Thompson Chapel to be renovated

Plans are underway to renovate Thompson Chapel, including new stone tablets engraved with the names of Williams men who died in the Vietnam and Korean Wars. These tablets will be additions to the plaques that honor men who fell in wars from the French and Indian War through World War II, and will replace lists of the names of the men now written on paper and hung on the walls.

The chapel will also have a new lighting system installed, and the floor plaque to Ephraim Williams, which is currently covered, will be removed and mounted on the wall.

Winthrop Wassenar, Director of the Physical Plant, said “the inscription of these names in stone will make the treatment of these men consistent with the treatment of men from other wars.”

Wassenar noted, “This hasn’t been done before as the money for this kind of project isn’t available in the year-to-year budget, as it is relatively expensive. The Class of 1950 has stepped in to provide funding for the changes in the chapel this year, and neither the inscriptions or the changes in lighting could have gone forward without their help.”

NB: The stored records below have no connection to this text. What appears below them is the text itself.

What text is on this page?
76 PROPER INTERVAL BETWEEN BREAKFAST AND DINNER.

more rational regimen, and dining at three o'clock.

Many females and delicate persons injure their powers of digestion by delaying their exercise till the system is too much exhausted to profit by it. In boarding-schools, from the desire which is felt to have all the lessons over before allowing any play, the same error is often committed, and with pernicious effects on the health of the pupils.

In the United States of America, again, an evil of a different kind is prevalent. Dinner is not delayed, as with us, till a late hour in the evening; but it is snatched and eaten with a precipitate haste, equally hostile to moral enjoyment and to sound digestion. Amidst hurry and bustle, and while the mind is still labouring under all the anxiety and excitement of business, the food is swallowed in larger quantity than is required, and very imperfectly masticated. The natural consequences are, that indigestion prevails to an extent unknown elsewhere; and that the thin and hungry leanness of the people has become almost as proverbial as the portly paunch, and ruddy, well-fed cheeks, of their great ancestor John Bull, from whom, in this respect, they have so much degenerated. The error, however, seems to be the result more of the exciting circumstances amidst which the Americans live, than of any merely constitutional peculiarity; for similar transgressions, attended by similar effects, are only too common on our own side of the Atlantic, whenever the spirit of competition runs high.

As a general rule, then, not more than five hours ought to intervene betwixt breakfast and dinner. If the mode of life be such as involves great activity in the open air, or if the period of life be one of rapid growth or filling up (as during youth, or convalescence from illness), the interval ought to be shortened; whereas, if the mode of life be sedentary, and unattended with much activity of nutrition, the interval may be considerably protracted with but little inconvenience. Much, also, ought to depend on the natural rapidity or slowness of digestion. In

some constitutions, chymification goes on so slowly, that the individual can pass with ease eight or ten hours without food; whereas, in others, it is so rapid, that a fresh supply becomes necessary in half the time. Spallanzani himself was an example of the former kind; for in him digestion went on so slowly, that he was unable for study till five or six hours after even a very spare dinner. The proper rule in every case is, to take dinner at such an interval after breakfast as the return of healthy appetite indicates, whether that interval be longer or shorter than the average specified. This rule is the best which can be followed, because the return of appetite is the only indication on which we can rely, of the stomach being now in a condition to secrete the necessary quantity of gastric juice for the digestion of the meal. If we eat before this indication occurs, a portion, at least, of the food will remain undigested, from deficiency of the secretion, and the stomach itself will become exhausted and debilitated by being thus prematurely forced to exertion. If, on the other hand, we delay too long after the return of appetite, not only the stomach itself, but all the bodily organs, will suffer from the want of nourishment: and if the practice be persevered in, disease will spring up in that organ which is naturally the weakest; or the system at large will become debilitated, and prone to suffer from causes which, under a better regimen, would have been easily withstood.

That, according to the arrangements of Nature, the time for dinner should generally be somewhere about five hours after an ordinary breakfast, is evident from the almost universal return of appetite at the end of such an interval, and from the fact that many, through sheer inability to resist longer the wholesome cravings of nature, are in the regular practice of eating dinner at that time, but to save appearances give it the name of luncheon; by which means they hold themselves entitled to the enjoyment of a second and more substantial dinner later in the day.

A former chair of the theater department designed the current lighting of the chapel. At that time, the chapel was envisioned as a space for performances by various musical groups and theater projects. The new lighting will be installed with a mind to the original purpose of the room: a sanctuary.

Thompson is said to be the most photographed building on campus but it is also, in the words of former President Harry C. Payne, “the most underutilized building on campus.”

According to Chaplain of the College, Robert Buckwalter, “the building is now used for a service on family weekends, and alumni weekends a Martin Luther King Jr. service, 18-20 weddings a year, mainly for alums but also for faculty, and for funerals, primarily of emeritus professors.”

The building is also used as an overflow for Chapin when the larger hall is booked and a large space is needed for an event. The Panama Canal Symposium and the debate on gun control are two recent examples of this function.

The chapel, built in 1904 by Francis R. Allen, was used more often in the past. The baccalaureate service, a religious service prior to the day of graduation, was traditionally held in the chapel, but in recent years the event was moved to Chapin Hall in order to accommodate a larger audience.

Through World War II, when the College had a religious affiliation, there was compulsory daily prayer in the Chapel. Buckwalter noted “Williams students first heard of the bombing of Pearl Harbor, which happened on a Sunday night, when the president of the College announced it at the Monday morning service. After the war and until 1959 there was a compulsory weekly service.”

Voluntary weekly services were held in Thompson until 1965. Buckwalter noted, “the choir was paid and eventually came to outnumber the congregants.”

There have been several attempts to reinstitute voluntary weekly services in Thompson, most recently in 1992-1993. Buckwalter explained that “One week, a student would lead the service, the next week, a faculty member, and the third week I would. We continued this rotation, but attendance wasn’t great. A few times there were only six or seven people in the pews, which is very noticeable in as large a hall as Thompson.”

While the large Chapel is seldom used today, the basement of Thompson is utilized by a variety of groups. Buckwalter noted “the basement is currently used for a Williams Christian Fellowship weekly Bible study, there is a room the Muslim Student Union uses that has been consecrated for Muslim prayer, a grief support group meets there and there is a beautiful, newly restored small chapel in the basement, which the Newman Association uses.”